Une mutation complète se prépare dans le secteur, qui comptait à peine 1118 habitants en 2001 et s'apprête à en accueillir environ 16 000.

«Nous sommes à la ligne de départ de la mise en place du programme particulier d'urbanisme préparé à la suite d'une vaste consultation publique, indique Luc Gagnon, directeur de l'aménagement urbain et des services aux entreprises à l'arrondissement du Sud-Ouest. Un pas important a été fait l'été dernier quand la Ville de Montréal a autorisé un règlement d'emprunt de 93 millions pour acquérir des terrains et aménager des parcs et l'espace public.

«Nous sommes conscients que les gens peuvent douter du sérieux de la Ville, reconnaît-il. Mais l'argent n'a pas été emprunté pour rien. C'est à nous de faire nos preuves.»

Un quartier riche en histoire

La tentation pourrait être vive de ne voir en Griffintown que la prolongation du centre-ville et du Vieux-Montréal. Surtout que le quartier, affaibli par la fermeture graduelle des usines qui en avaient fait la force et par la construction de l'autoroute Bonaventure entre 1964 et 1966, est l'ombre de ce qu'il a déjà été.

Or, façonné par la population ouvrière irlandaise qui s'y est installée pour creuser le canal de Lachine, le quartier est riche en histoire. Berceau de la révolution industrielle au Canada, sa trame de rues aux angles droits précède celle de Manhattan, qui date de 1804.

«C'est un des gestes pionniers de l'urbanisme moderne, explique Dinu Bumbaru, d'Héritage Montréal. Les bâtiments toujours présents, quant à eux, sont assez modestes. Le défi est de les faire cohabiter avec les tours construites tout autour et de créer un vrai quartier.»

«Ce serait facile d'être paresseux et de vouloir tout casser, ajoute-t-il. Mais ce qui s'est fait avec le Horse Palace, l'an dernier, est très intéressant. Grâce à la collaboration d'un promoteur, de la Ville et d'associations, un nouvel enclos pour les chevaux a été aménagé. Le Horse Palace n'est certes pas la basilique Notre-Dame, mais il constitue une porte sur le temps. Lorsqu'on s'y trouve avec les gratte-ciel à l'arrière-plan, c'est comme si on reculait au XIXe siècle et qu'on regardait le Montréal de l'avenir!»

Le défi d'innover

Reconstruire la ville dans la ville représente tout un défi, admet Benoit Dorais, maire de l'arrondissement du Sud-Ouest. «C'est plus difficile que si on partait de rien, mais c'est emballant. Nous sommes en train de mettre la table pour innover.»

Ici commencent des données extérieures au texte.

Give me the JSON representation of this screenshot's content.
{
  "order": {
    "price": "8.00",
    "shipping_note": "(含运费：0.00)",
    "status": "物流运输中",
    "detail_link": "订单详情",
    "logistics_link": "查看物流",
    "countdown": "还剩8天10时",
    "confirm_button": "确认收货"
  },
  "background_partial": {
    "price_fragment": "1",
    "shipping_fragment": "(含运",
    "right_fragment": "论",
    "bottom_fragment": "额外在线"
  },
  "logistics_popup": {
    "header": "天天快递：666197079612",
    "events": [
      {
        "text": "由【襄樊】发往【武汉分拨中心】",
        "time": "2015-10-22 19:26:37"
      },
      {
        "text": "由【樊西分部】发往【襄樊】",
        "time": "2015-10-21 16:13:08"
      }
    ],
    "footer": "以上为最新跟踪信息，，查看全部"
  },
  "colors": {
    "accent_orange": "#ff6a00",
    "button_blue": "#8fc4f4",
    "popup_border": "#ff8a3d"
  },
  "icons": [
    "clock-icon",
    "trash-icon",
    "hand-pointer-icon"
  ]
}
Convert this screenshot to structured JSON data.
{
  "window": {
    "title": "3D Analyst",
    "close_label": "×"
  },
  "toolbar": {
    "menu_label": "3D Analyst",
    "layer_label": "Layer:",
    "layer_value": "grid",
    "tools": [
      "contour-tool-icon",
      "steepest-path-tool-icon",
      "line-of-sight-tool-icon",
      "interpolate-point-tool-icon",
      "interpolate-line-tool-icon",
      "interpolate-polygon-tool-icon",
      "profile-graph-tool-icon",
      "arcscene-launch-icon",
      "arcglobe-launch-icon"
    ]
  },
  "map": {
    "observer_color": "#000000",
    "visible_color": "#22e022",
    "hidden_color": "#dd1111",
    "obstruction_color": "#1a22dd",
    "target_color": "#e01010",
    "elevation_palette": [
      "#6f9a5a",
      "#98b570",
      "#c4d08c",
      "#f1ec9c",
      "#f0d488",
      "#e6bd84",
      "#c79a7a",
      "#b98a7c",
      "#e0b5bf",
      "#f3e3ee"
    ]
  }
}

L'innovation, qui a si bien servi Griffintown il y a deux siècles, est encore une fois au coeur de sa croissance. Elle prendra différentes formes, comme l'aménagement de rues qui laissent une plus grande place aux piétons et aux cyclistes.

La mise en valeur de Griffintown s'amorce à peine. L'arrondissement du Sud-Ouest compte aménager de nombreux parcs, rues et places publiques afin d'améliorer la qualité des nouveaux résidents.

Illustration fournie par l'arrondissement du Sud-Ouest

Griffintown, qui profite depuis 20 ans du dynamisme de l'École de technologie supérieure (l'ETS), se trouve par ailleurs au coeur du tout nouveau Quartier de l'innovation, porté conjointement par l'ETS et l'Université McGill. Une synergie se crée.

«Le Quartier de l'innovation s'intègre dans Griffintown et Griffintown s'intègre dans le Quartier de l'innovation, constate M. Dorais. Il y a une belle concertation entre les deux universités, l'arrondissement, la Ville de Montréal et d'autres établissements d'enseignement. Tous mettent ensemble leurs meilleures idées et cherchent à bâtir quelque chose. Cela aura un grand rayonnement.»

Griffintown ne pourra que profiter des diverses expériences appelées à être menées sur son territoire.